Now in her eighties, Kathleen Curry recalls the Crowes, a family of ten, of which her own grandmother was one. She has gathered together memories of all the brothers and sisters, together with some family stories about the Crowes, their children and grandchildren.
Though written chiefly for family, friends and Crowe relatives, these memories of a by-gone era provide vivid insight into a reality that’s now the stuff of history. But here it is alive and kicking.
Extract:
Auntie Lou had been a parlourmaid in one of the posh Green Walk houses and Uncle Herbert was a gardener up the road. I think he must have been somewhat disabled even then and his courting was far from adventurous. He simply stood outside the back gate whistling, until Lou came out and sent him away. He came back again though, time after time, and to her great embarrassment. The other maids called him ‘the Green Walk Cuckoo’. In the end, she said, there was “only one way to get rid of him, and that was to marry him”, so that was what she did. They had no children, although she was a loving and motherly person.
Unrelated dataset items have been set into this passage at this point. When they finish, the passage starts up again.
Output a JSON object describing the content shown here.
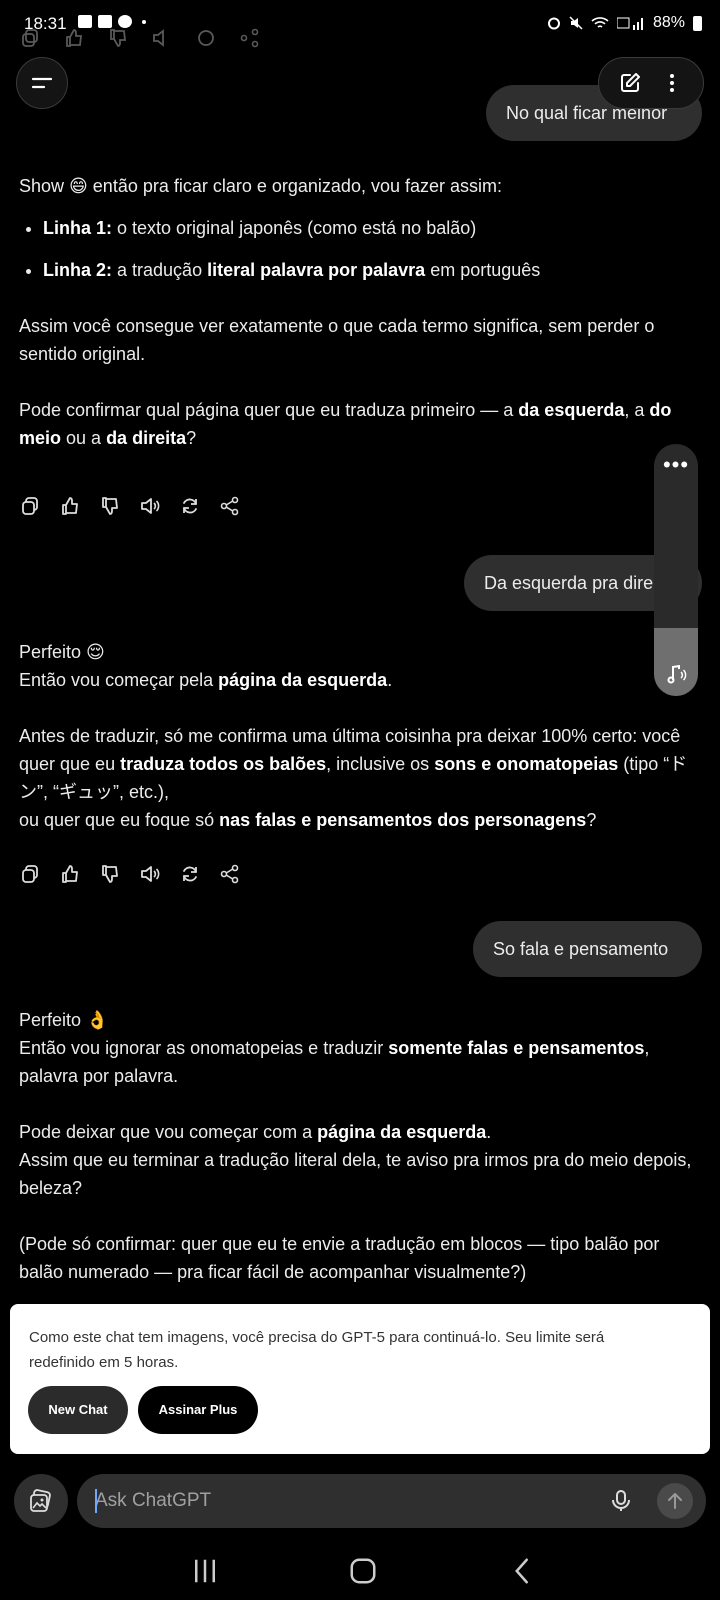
{
  "status_bar": {
    "time": "18:31",
    "battery": "88%"
  },
  "header": {
    "menu_icon": "menu-icon",
    "edit_icon": "new-chat-icon",
    "more_icon": "more-vertical-icon"
  },
  "messages": {
    "user_1": "No qual ficar melhor",
    "assistant_1": {
      "intro_pre": "Show 😄 então pra ficar claro e organizado, vou fazer assim:",
      "item1_label": "Linha 1:",
      "item1_text": " o texto original japonês (como está no balão)",
      "item2_label": "Linha 2:",
      "item2_text_pre": " a tradução ",
      "item2_bold": "literal palavra por palavra",
      "item2_text_post": " em português",
      "para2": "Assim você consegue ver exatamente o que cada termo significa, sem perder o sentido original.",
      "para3_pre": "Pode confirmar qual página quer que eu traduza primeiro — a ",
      "para3_b1": "da esquerda",
      "para3_mid1": ", a ",
      "para3_b2": "do meio",
      "para3_mid2": " ou a ",
      "para3_b3": "da direita",
      "para3_post": "?"
    },
    "user_2": "Da esquerda pra direita",
    "assistant_2": {
      "line1": "Perfeito 😌",
      "line2_pre": "Então vou começar pela ",
      "line2_bold": "página da esquerda",
      "line2_post": ".",
      "para2_pre": "Antes de traduzir, só me confirma uma última coisinha pra deixar 100% certo: você quer que eu ",
      "para2_b1": "traduza todos os balões",
      "para2_mid": ", inclusive os ",
      "para2_b2": "sons e onomatopeias",
      "para2_post": " (tipo “ドン”, “ギュッ”, etc.),",
      "para2_line_pre": "ou quer que eu foque só ",
      "para2_b3": "nas falas e pensamentos dos personagens",
      "para2_line_post": "?"
    },
    "user_3": "So fala e pensamento",
    "assistant_3": {
      "line1": "Perfeito 👌",
      "line2_pre": "Então vou ignorar as onomatopeias e traduzir ",
      "line2_bold": "somente falas e pensamentos",
      "line2_post": ", palavra por palavra.",
      "para2_pre": "Pode deixar que vou começar com a ",
      "para2_bold": "página da esquerda",
      "para2_post": ".",
      "para2_line2": "Assim que eu terminar a tradução literal dela, te aviso pra irmos pra do meio depois, beleza?",
      "para3": "(Pode só confirmar: quer que eu te envie a tradução em blocos — tipo balão por balão numerado — pra ficar fácil de acompanhar visualmente?)"
    }
  },
  "banner": {
    "text": "Como este chat tem imagens, você precisa do GPT-5 para continuá-lo. Seu limite será redefinido em 5 horas.",
    "new_chat_label": "New Chat",
    "plus_label": "Assinar Plus"
  },
  "composer": {
    "placeholder": "Ask ChatGPT"
  }
}
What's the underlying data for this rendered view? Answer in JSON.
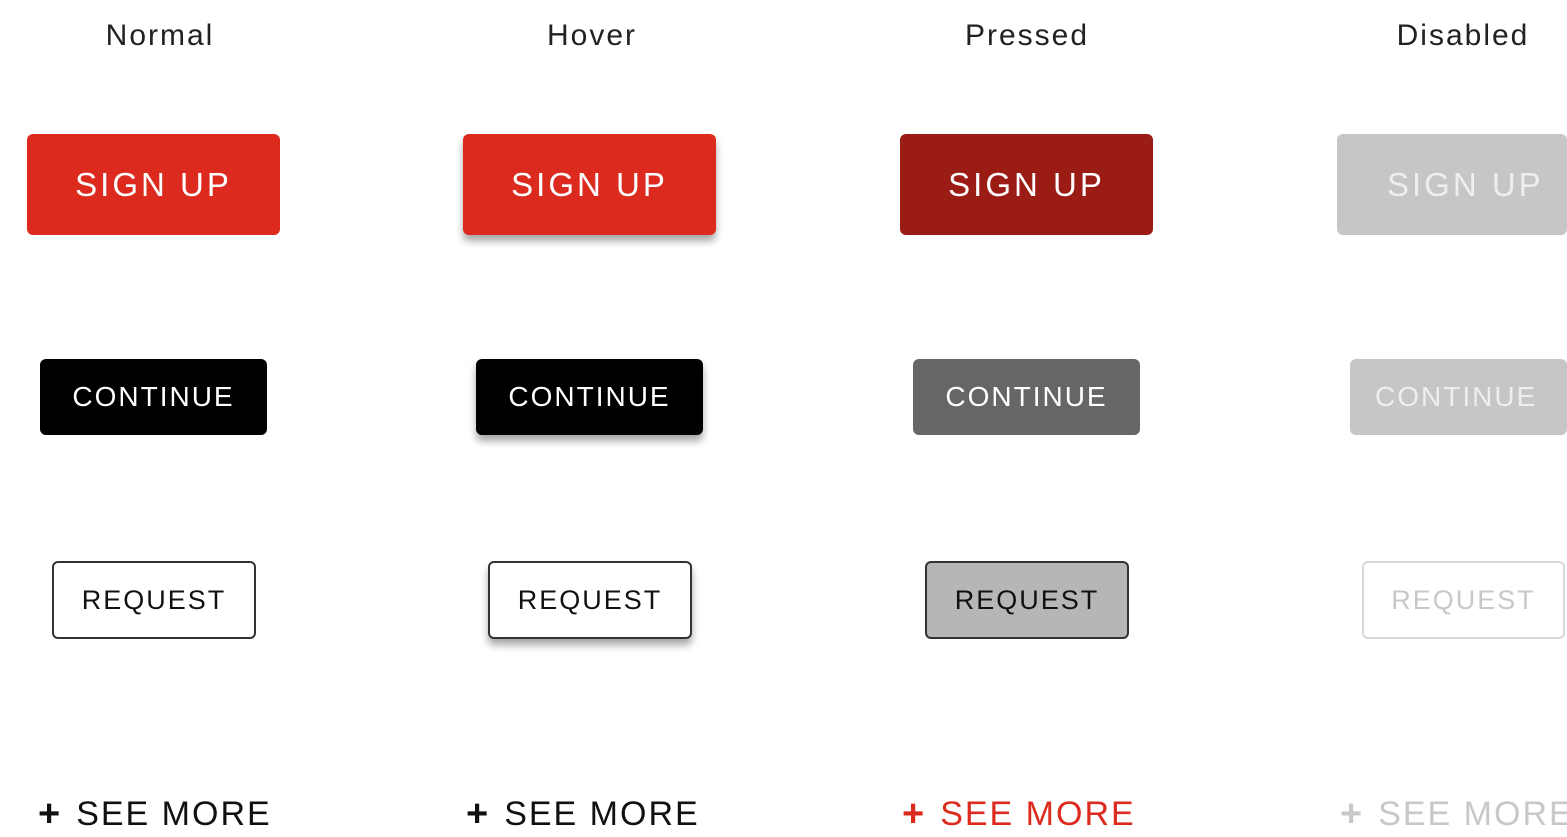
{
  "columns": [
    {
      "state": "Normal"
    },
    {
      "state": "Hover"
    },
    {
      "state": "Pressed"
    },
    {
      "state": "Disabled"
    }
  ],
  "buttons": {
    "signup_label": "SIGN UP",
    "continue_label": "CONTINUE",
    "request_label": "REQUEST",
    "seemore_label": "SEE MORE",
    "seemore_icon": "plus-icon"
  },
  "colors": {
    "primary_red": "#dc2a1e",
    "pressed_red": "#9b1b15",
    "black": "#000000",
    "pressed_gray": "#666666",
    "request_pressed_fill": "#b6b6b6",
    "disabled_gray": "#c6c6c6"
  }
}
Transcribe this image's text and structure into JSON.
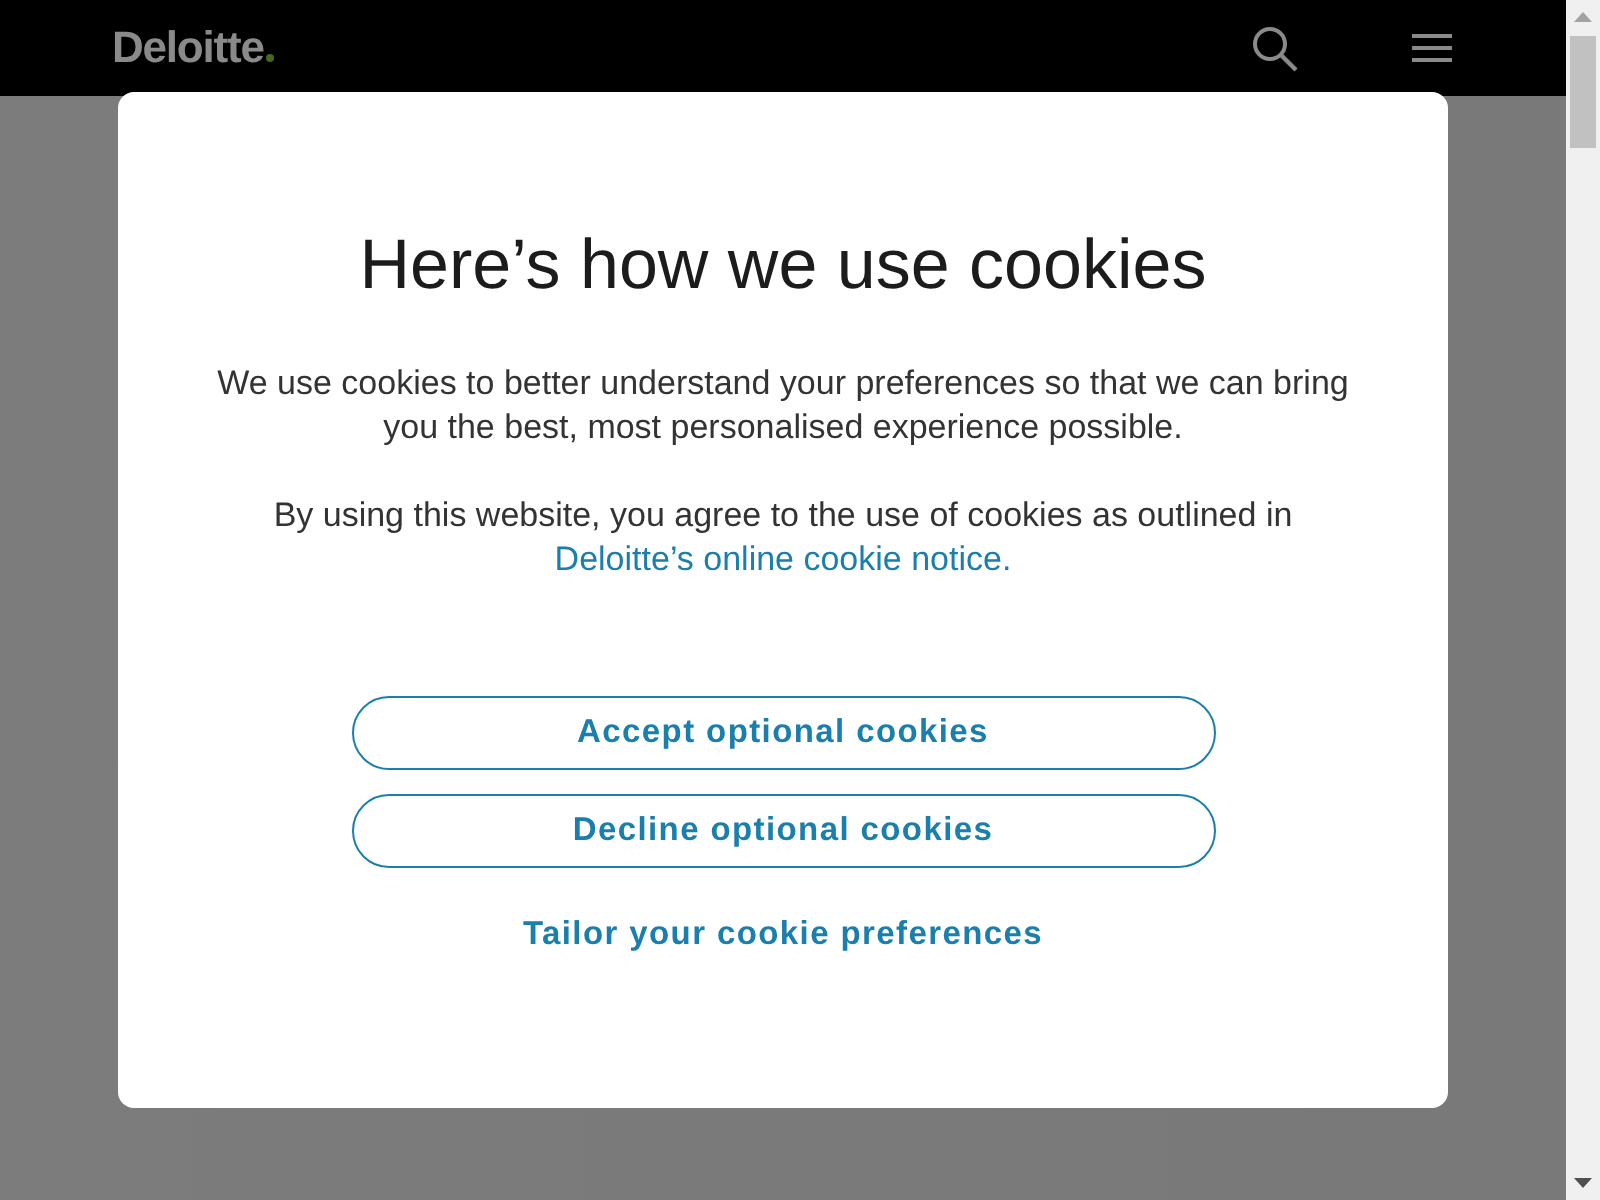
{
  "header": {
    "logo": "Deloitte"
  },
  "cookie_dialog": {
    "title": "Here’s how we use cookies",
    "paragraphs": [
      {
        "text": "We use cookies to better understand your preferences so that we can bring you the best, most personalised experience possible."
      },
      {
        "text": "By using this website, you agree to the use of cookies as outlined in",
        "link": "Deloitte’s online cookie notice."
      }
    ],
    "actions": [
      {
        "label": "Accept optional cookies",
        "kind": "outline"
      },
      {
        "label": "Decline optional cookies",
        "kind": "outline"
      },
      {
        "label": "Tailor your cookie preferences",
        "kind": "link"
      }
    ]
  }
}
But she didn’t like little boys. To my delight, she would have nothing to do with my brother Peter, while I could do no wrong. She would let me build houses with the pack of cards or play with the button box, spreading the buttons all over the table. And she read to me for hours out of those Victorian religious children’s books. My favourite was Little Faith—The Child of the Toy Stall. It always made me cry but I loved it. Sometimes we played Ludo, or Snakes and Ladders, and I always won.
Inside the house there was very little furniture. The kitchen had only the table, two chairs and some sort of dresser, whilst the front room had nothing in it but an empty birdcage. The kitchen had a shallow sink which we called a ‘slopstone’, a table for baking and a shelf for the china. There were only three cups: His, Hers and one for a visitor. No-one was ever allowed to drink out of Auntie Louie’s cup—it was sacred. Even I had to have the visitor’s cup.
One day Auntie Louie took ill and was carried off to hospital. I must have been nine years old at the time and knew without a doubt that rather than drink out of anyone else’s cup, she would die. And she did.